A group of art lovers and their paying guests are gathered for the launch of an appeal to transform what is, at the time, the empty and neglected Promenade Room located on Swan Road near Valley Gardens.
The civic silver may be gleaming inside the crumbling building - first opened in 1805 - as they tuck into a lavish banquet designed to raise the funds for the new campaign.
But there is a hole in the ceiling and the only warmth comes from industrial heaters borrowed for the evening.
The first event by the soon-to-be-named Friends of Mercer Gallery turned out to be a great success and set the fledgling gallery on its path to its future role as one of Harrogate’s cultural gems - critically acclaimed, award-winning and, until Covid arrived, an exceptional tourist attraction.
Judith Thomas - who in 1998 received the MBE for her efforts - was there from the very start, when things looked most bleak.
Having retired recently as chair of the Friends after more than 30 years, she is proud of what the team has achieved from that tricky beginning.
Judith said: “The building was practically derelict. The ceiling had stained glass roof lights which were cracked and leaking.
“Once they removed the internal walls and ceilings, put previously in to provide modern office space for the council’s rates office, they found the plasters had broken laths and the plaster was rotten.”
Harrogate Borough Council, which owned the building which hosted performances by Oscar Wilde and Lillie Langtry in its elegant 19th century prime, provided the funds to make the building watertight and turn the basement into a secure storage area.
The Friends of Mercer Gallery had to do the rest, armed only with a grant from the sons of S Agnew Mercer, a talented amateur artist, and their own reservoirs of enthusiasm and energy.
Within two years under the leadership of Judith Thomas, and with additional support from the council, their mission was accomplished.
But the good work did not let up after Mercer Art Gallery was first opened by the Earl of Harewood in 1991.

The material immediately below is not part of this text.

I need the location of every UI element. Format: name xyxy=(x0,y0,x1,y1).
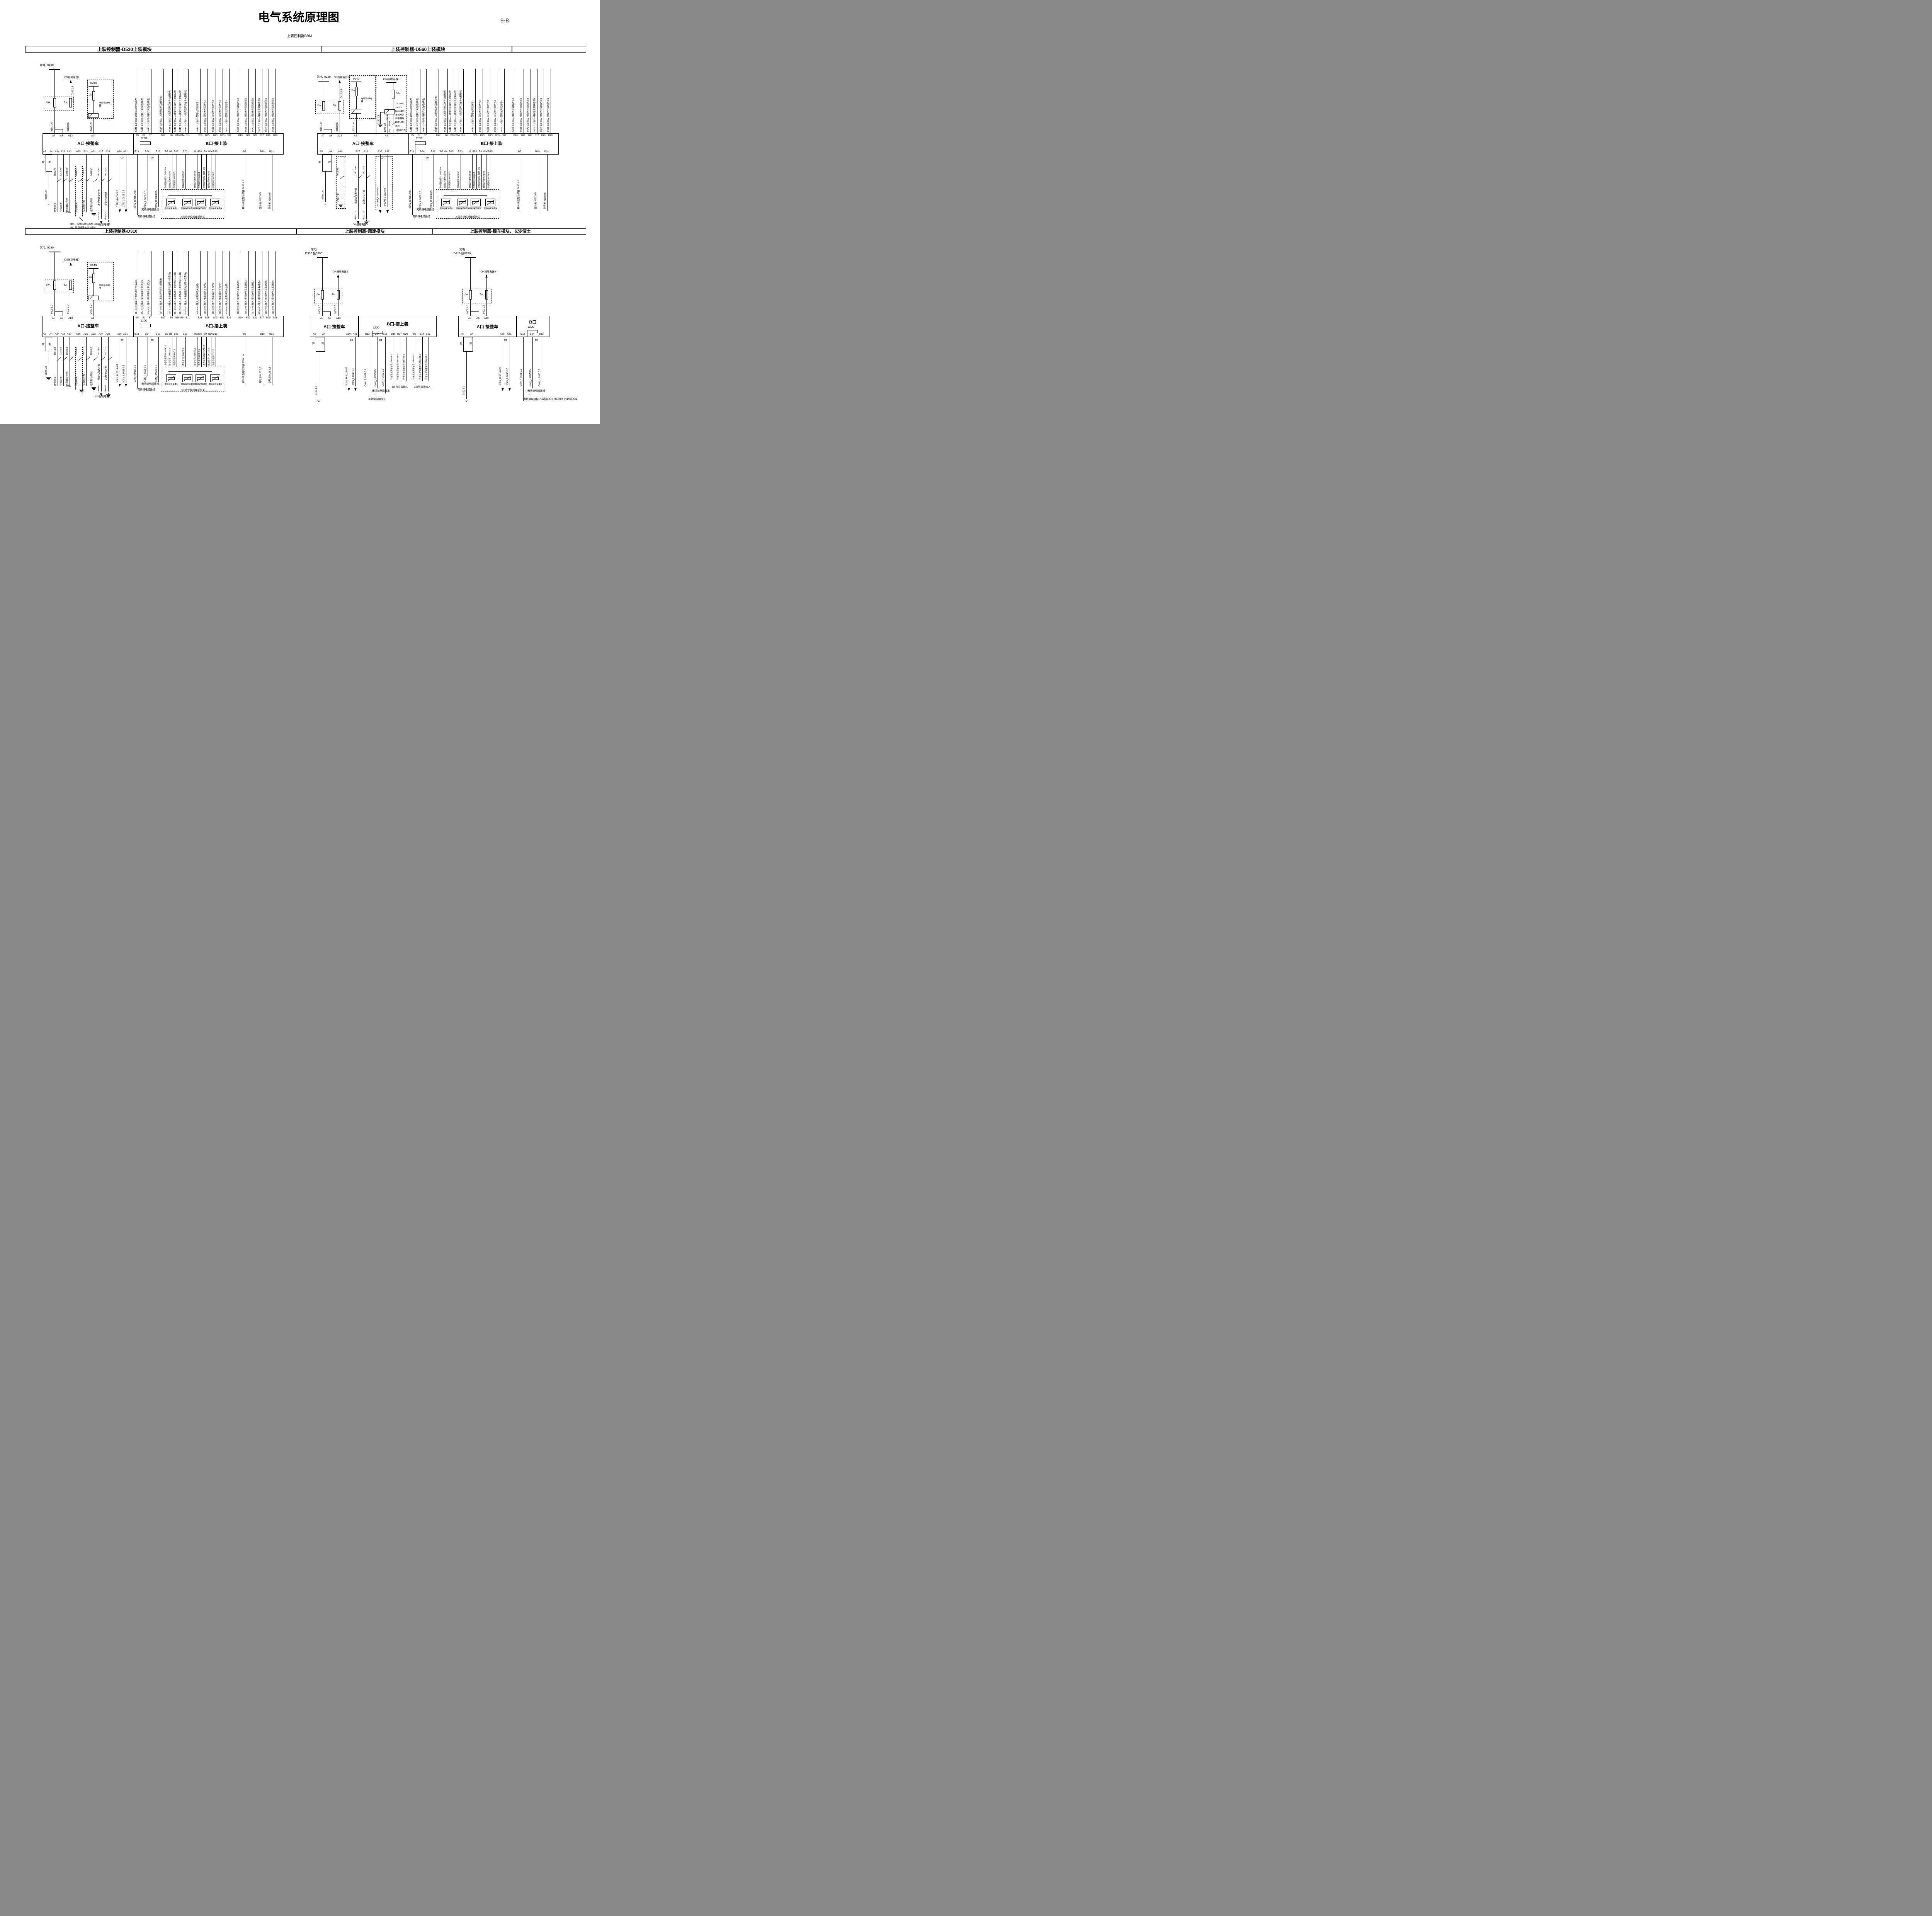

Persistent fundraising has helped towards further improvements to the main gallery; the conversion of the ‘North Gallery’ space; a newly-designed studio space; production of the comprehensive Catalogue of Harrogate’s Fine Art Collections; outstanding exhibitions and book publications; as well as the purchase of fine bespoke furniture; and the acquisition of many important artworks.
The standards set have been so high, in fact, some of the gallery’s ‘blockbuster’ exhibitions have even won national press coverage.
Judith Thomas said: “For a gallery of our size we very much punch above our weight. We have always had a good working relationship with all the excellent curators.
“I am very proud that we have over 400 members who enjoy and support the gallery while having a great time together.”
It wasn’t easy to give up a life of highlights but the time was right to move on, Judith said. But stepping down does not mean her faith or interest in Mercer Gallery’s future is at an end.
Judith said: “There is such a good team in place now with youth and enthusiasm, it was the right time to retire.
“Funding and maintaining the impetus to keep the Mercer Gallery at the top of its league will be very challenging after Covid but there is such potential for the gallery to expand physically.”
The art of success: Mercer Gallery's most popular exhibitions in Harrogate
As well as giving a home to Harrogate district’s fine art collection of some 2,000 works of art and hosting the popular annual Harrogate Open exhibition, Mercer Gallery is renowned for its successful exhibitions.
Among its most popular over the years have been:
Painting The Victorian Age: William Powell Frith (2007);
Atkinson Grimshaw: Painter of Moonlight, (2011);
Art and Yorkshire: From Turner to Hockney (2014);
A unique Northern Ballet collaboration with original dance works inspired by the paintings of Tom Wood (2016).